Facebook Is Testing Revenge Porn Tools That Can Stop Explicit Images From Ever Being Shared

"The safety and well-being of the Facebook community is our top priority."

Just days after Twitter revised its revenge porn guidelines, Facebook announced it is testing revenge porn tools of its own. However, what's different about how the Mark Zuckerberg-led social media giant hopes to combat revenge porn is that it wants to stop sexually explicit material from ever being shared in the first place.

Revenge porn, which is defined as sexually explicit images or videos of a person that have been shared on the Internet without the consent of the subject, can spread with astonishing speed and have lasting emotional and psychological effects for the victims. If Facebook can, in fact, stop the distribution of sexually explicit media before it's even shared, that could be revolutionary.

According to Mashable, the pilot is testing in Australia first, followed by the U.S., UK and Canada, and it marks the extension of a new set of reporting tools first announced back in April that will impact how intimate images are shared on Facebook, Messenger, and Instagram. 

Prior to these new tools Facebook simply flagged images, which were then reviewed by the company's Community Operations team, but now the goal is to be one step ahead. For example, if someone is concerned their ex may share an intimate image online without their consent, they could report the image to their country's eSafety office (even before it's shared) and these new tools will prevent it from ever being posted or shared. 

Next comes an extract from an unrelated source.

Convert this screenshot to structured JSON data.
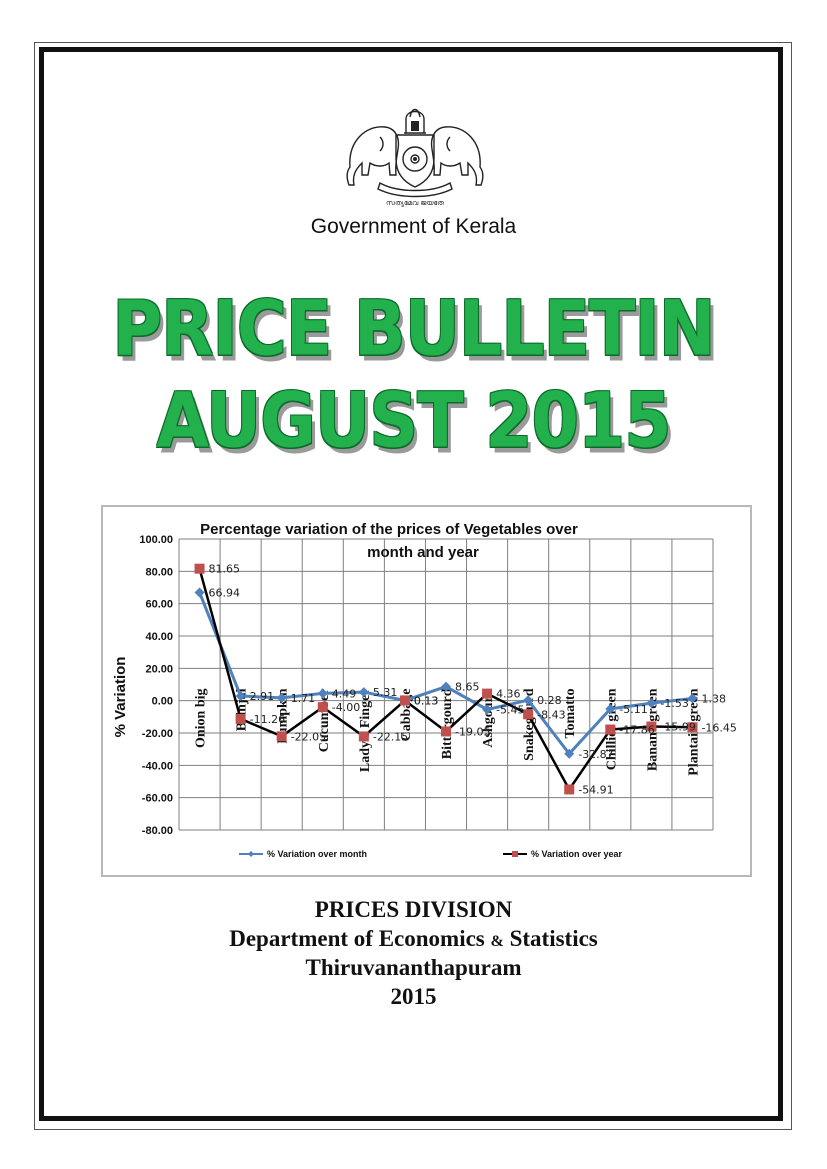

"The safety and well-being of the Facebook community is our top priority," Facebook's head of global safety, Antigone Davis, told Mashable in a statement, adding image matching technology is what's being used to prevent non-consensual intimate images from circulating on the platform. "These tools, developed in partnership with global safety experts, are one example of how we're using new technology to keep people safe and prevent harm."



Per a 2017 report from the Cyber Civil Rights Initiative that surveyed over 3,000 adults, one in eight social media users have been targets of revenge porn. The nonprofit organization also noted nearly 16 percent of women surveyed were victimized or threatened, and found women are 1.7 times more likely to be targeted with revenge porn than men.  

Aside from being the first country to see Facebook's pilot program in action, Australia recently announced it has become the first country to combat revenge porn on a national level by developing a portal that provides support and reporting tools for victims. 

After years of inaction, it's refreshing to see tech companies and countries alike take serious steps in address the revenge porn crisis.